The case follows a nearly six-year investigation across multiple administrations. The relationship between the two men was bad for a long time. In the last several months, the president has been warmed up by the Facebook founder. Meta paid $25 million to settle a lawsuit brought by Donald Trump over the suspension of his social media accounts. And Meta has taken a number of steps to appease Trump, including ending its fact-checking program, something Trump supporters and other conservatives have long attacked as biased.

Andrew Ferguson, the pick for Trump’s cabinet, brushed aside rumors that the case would be dropped but insisted that they wouldn’t take their foot off the gas.

Facebook and Instagram versus Instagram: How the CEO and the FTC Meteorized? A witness stand testimony at the First Trademark Court hearing in Los Angeles

While Meta may be fighting a breakup now, Zuckerberg has clearly been thinking about the possibility for a while. “I understand the business value of having Instagram and Facebook together, so I don’t raise this lightly,” he wrote in 2018. This is not the likely outcome, I am not suggesting that. I don’t think it’s as crazy as it may seem.

The FTC attorney said in court that the messages show Meta’s motivation to crush alternative services because of its size and influence.

“They decided that competition was too hard,” Matheson said in his opening statement. It would be more convenient to buy out their rivals rather than compete with them.

He said the quality of Meta’s apps has improved on every objective measure.
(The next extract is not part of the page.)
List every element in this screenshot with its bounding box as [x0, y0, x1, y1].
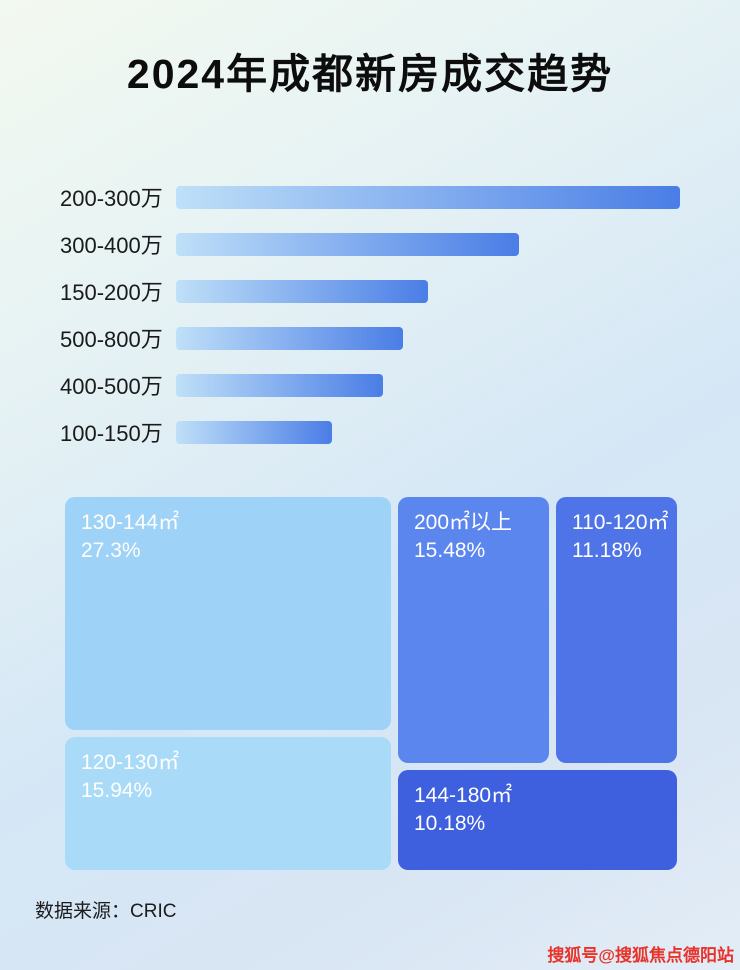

People use more of something when it becomes better, he said: “That’s economics 101.”

The camera was pretty good. The filter was not bad. They had good taste for their product. “People enjoyed it and it was an experience that I was debating about building a photo service, but that was ahead of the game,” he said at one point. I thought it was a good idea to buy them.

His second day on the witness stand was at times tense, with FTC lawyer Mark Hansen repeatedly pointing Zuckerberg to old internal emails, trying to illuminate the CEO’s thinking ahead of Meta’s 2012 Instagram purchase for $1 billion and its 2014 take-over of WhatsApp for $19 billion.

This is not the first time the tech executive has testified under oath. When he apologized to parents in Congress for any harm his platforms may have had on their kids, it was the 12th time that he addressed Congress.

At the end of the day, as the FTC was asking questions about his intent behind buying an app, the judge asked to end the testimony. The security guard moved for the guests to leave the room before everyone else did, in an attempt for the CEO to be ahead of the game.

At a time when there was a threat to Facebook, he downplayed it. “Yeah, of course,” he said in response to Matheson asking if both apps were competing to connect friends with each other. Is that the main thing going on? Not to my recollection.

From Facebook to the Finsicom Crowd: How a FTC CEO Could have Solved the “Measurements” in the FTC Meddling Case

Former FTC Chair Lina Khan, who advanced the case during the Biden administration, said Monday on CNN that the president meddling in the case is “a constant worry that we all need to stay very vigilant about.”

Shortly after he was sworn in, the Federal Trade Commission’s lead attorney for the case, Daniel Matheson, asked Zuckerberg to reflect back on when Facebook was the underdog.

While Matheson’s line of questioning at times felt monotonous, it seemed at least partly intended to provide historical context for Chief Judge James Boasberg, who admitted during pre-trial that he’d never used a Meta service. The Meta CEO was asked to explain the meaning of native code at one point. Zuckerberg eagerly obliged.)

To hear Meta retell it, the company saw opportunities where it could invest and grow fledgling products into now-massive apps used around the world. But the FTC argues that, like Zuckerberg’s early refusal to sell to MySpace, Instagram and WhatsApp would have been just fine on their own.

“It’s not too hard to imagine the calls increasing to break up the tech companies, and the next democratic president taking action to do so,” Zuckerberg wrote during President Donald Trump’s first term in office. “At that point, we will face extremely high pressure, brand damage and distraction.”